Behavior of electrons in condensed matter physics

In condensed matter physics, spin–charge separation is an unusual behavior of electrons in some materials in which they 'split' into three independent particles, the spinon, the orbiton and the holon (or chargon). The electron can always be theoretically considered as a bound state of the three, with the spinon carrying the spin of the electron, the orbiton carrying the orbital degree of freedom and the chargon carrying the charge, but in certain conditions they can behave as independent quasiparticles.

The theory of spin–charge separation originates with the work of Sin-Itiro Tomonaga who developed an approximate method for treating one-dimensional interacting quantum systems in 1950. This was then developed by Joaquin Mazdak Luttinger in 1963 with an exactly solvable model which demonstrated spin–charge separation.
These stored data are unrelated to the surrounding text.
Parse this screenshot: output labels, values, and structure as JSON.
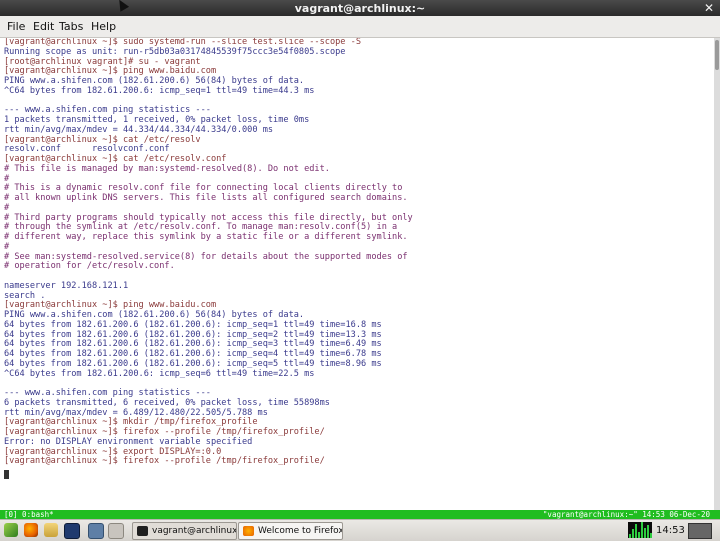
{
  "window": {
    "title": "vagrant@archlinux:~",
    "close_glyph": "✕"
  },
  "menu": [
    "File",
    "Edit",
    "Tabs",
    "Help"
  ],
  "terminal": {
    "lines": [
      {
        "t": "[vagrant@archlinux ~]$ sudo systemd-run --slice test.slice --scope -S",
        "k": "prompt"
      },
      {
        "t": "Running scope as unit: run-r5db03a03174845539f75ccc3e54f0805.scope",
        "k": "cmd"
      },
      {
        "t": "[root@archlinux vagrant]# su - vagrant",
        "k": "prompt"
      },
      {
        "t": "[vagrant@archlinux ~]$ ping www.baidu.com",
        "k": "prompt"
      },
      {
        "t": "PING www.a.shifen.com (182.61.200.6) 56(84) bytes of data.",
        "k": "cmd"
      },
      {
        "t": "^C64 bytes from 182.61.200.6: icmp_seq=1 ttl=49 time=44.3 ms",
        "k": "cmd"
      },
      {
        "t": "",
        "k": "cmd"
      },
      {
        "t": "--- www.a.shifen.com ping statistics ---",
        "k": "cmd"
      },
      {
        "t": "1 packets transmitted, 1 received, 0% packet loss, time 0ms",
        "k": "cmd"
      },
      {
        "t": "rtt min/avg/max/mdev = 44.334/44.334/44.334/0.000 ms",
        "k": "cmd"
      },
      {
        "t": "[vagrant@archlinux ~]$ cat /etc/resolv",
        "k": "prompt"
      },
      {
        "t": "resolv.conf      resolvconf.conf",
        "k": "cmd"
      },
      {
        "t": "[vagrant@archlinux ~]$ cat /etc/resolv.conf",
        "k": "prompt"
      },
      {
        "t": "# This file is managed by man:systemd-resolved(8). Do not edit.",
        "k": "comment"
      },
      {
        "t": "#",
        "k": "comment"
      },
      {
        "t": "# This is a dynamic resolv.conf file for connecting local clients directly to",
        "k": "comment"
      },
      {
        "t": "# all known uplink DNS servers. This file lists all configured search domains.",
        "k": "comment"
      },
      {
        "t": "#",
        "k": "comment"
      },
      {
        "t": "# Third party programs should typically not access this file directly, but only",
        "k": "comment"
      },
      {
        "t": "# through the symlink at /etc/resolv.conf. To manage man:resolv.conf(5) in a",
        "k": "comment"
      },
      {
        "t": "# different way, replace this symlink by a static file or a different symlink.",
        "k": "comment"
      },
      {
        "t": "#",
        "k": "comment"
      },
      {
        "t": "# See man:systemd-resolved.service(8) for details about the supported modes of",
        "k": "comment"
      },
      {
        "t": "# operation for /etc/resolv.conf.",
        "k": "comment"
      },
      {
        "t": "",
        "k": "cmd"
      },
      {
        "t": "nameserver 192.168.121.1",
        "k": "cmd"
      },
      {
        "t": "search .",
        "k": "cmd"
      },
      {
        "t": "[vagrant@archlinux ~]$ ping www.baidu.com",
        "k": "prompt"
      },
      {
        "t": "PING www.a.shifen.com (182.61.200.6) 56(84) bytes of data.",
        "k": "cmd"
      },
      {
        "t": "64 bytes from 182.61.200.6 (182.61.200.6): icmp_seq=1 ttl=49 time=16.8 ms",
        "k": "cmd"
      },
      {
        "t": "64 bytes from 182.61.200.6 (182.61.200.6): icmp_seq=2 ttl=49 time=13.3 ms",
        "k": "cmd"
      },
      {
        "t": "64 bytes from 182.61.200.6 (182.61.200.6): icmp_seq=3 ttl=49 time=6.49 ms",
        "k": "cmd"
      },
      {
        "t": "64 bytes from 182.61.200.6 (182.61.200.6): icmp_seq=4 ttl=49 time=6.78 ms",
        "k": "cmd"
      },
      {
        "t": "64 bytes from 182.61.200.6 (182.61.200.6): icmp_seq=5 ttl=49 time=8.96 ms",
        "k": "cmd"
      },
      {
        "t": "^C64 bytes from 182.61.200.6: icmp_seq=6 ttl=49 time=22.5 ms",
        "k": "cmd"
      },
      {
        "t": "",
        "k": "cmd"
      },
      {
        "t": "--- www.a.shifen.com ping statistics ---",
        "k": "cmd"
      },
      {
        "t": "6 packets transmitted, 6 received, 0% packet loss, time 55898ms",
        "k": "cmd"
      },
      {
        "t": "rtt min/avg/max/mdev = 6.489/12.480/22.505/5.788 ms",
        "k": "cmd"
      },
      {
        "t": "[vagrant@archlinux ~]$ mkdir /tmp/firefox_profile",
        "k": "prompt"
      },
      {
        "t": "[vagrant@archlinux ~]$ firefox --profile /tmp/firefox_profile/",
        "k": "prompt"
      },
      {
        "t": "Error: no DISPLAY environment variable specified",
        "k": "cmd"
      },
      {
        "t": "[vagrant@archlinux ~]$ export DISPLAY=:0.0",
        "k": "prompt"
      },
      {
        "t": "[vagrant@archlinux ~]$ firefox --profile /tmp/firefox_profile/",
        "k": "prompt"
      }
    ]
  },
  "statusbar": {
    "left": "[0] 0:bash*",
    "right": "\"vagrant@archlinux:~\" 14:53 06-Dec-20"
  },
  "taskbar": {
    "tasks": [
      {
        "label": "vagrant@archlinux:~"
      },
      {
        "label": "Welcome to Firefox"
      }
    ],
    "clock": "14:53",
    "colors": {
      "status_green": "#20bd20",
      "firefox_orange": "#e66000"
    }
  }
}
In 1981 F. Duncan M. Haldane generalized Luttinger's model to the Tomonaga–Luttinger liquid concept whereby the physics of Luttinger's model was shown theoretically to be a general feature of all one-dimensional metallic systems. Although Haldane treated spinless fermions, the extension to spin-½ fermions and associated spin–charge separation was so clear that the promised follow-up paper did not appear.

Spin–charge separation is one of the most unusual manifestations of the concept of quasiparticles. This property is counterintuitive, because neither the spinon, with zero charge and spin half, nor the chargon, with charge minus one and zero spin, can be constructed as combinations of the electrons, holes, phonons and photons that are the constituents of the system. It is an example of fractionalization, the phenomenon in which the quantum numbers of the quasiparticles are not multiples of those of the elementary particles, but fractions.

Schematic depicting spin-charge separation in one dimension in subsequent rows: A removed (electron) results in a hole, which can be filled by a neighboring spin. However, this creates a domain wall (grey line). By motion of one electron to the left and filling of the vacancy, the hole effectively moves to the right. The spin of the domain wall and the charge of the hole are separated.

The same theoretical ideas have been applied in the framework of ultracold atoms. In a two-component Bose gas in 1D, strong interactions can produce a maximal form of spin–charge separation.

==Observation==
Building on physicist F. Duncan M. Haldane's 1981 theory, experts from the Universities of Cambridge and Birmingham proved experimentally in 2009 that a mass of electrons artificially confined in a small space together will split into spinons and holons due to the intensity of their mutual repulsion (from having the same charge). A team of researchers working at the Advanced Light Source (ALS) of the U.S. Department of Energy's Lawrence Berkeley National Laboratory observed the peak spectral structures of spin–charge separation three years prior.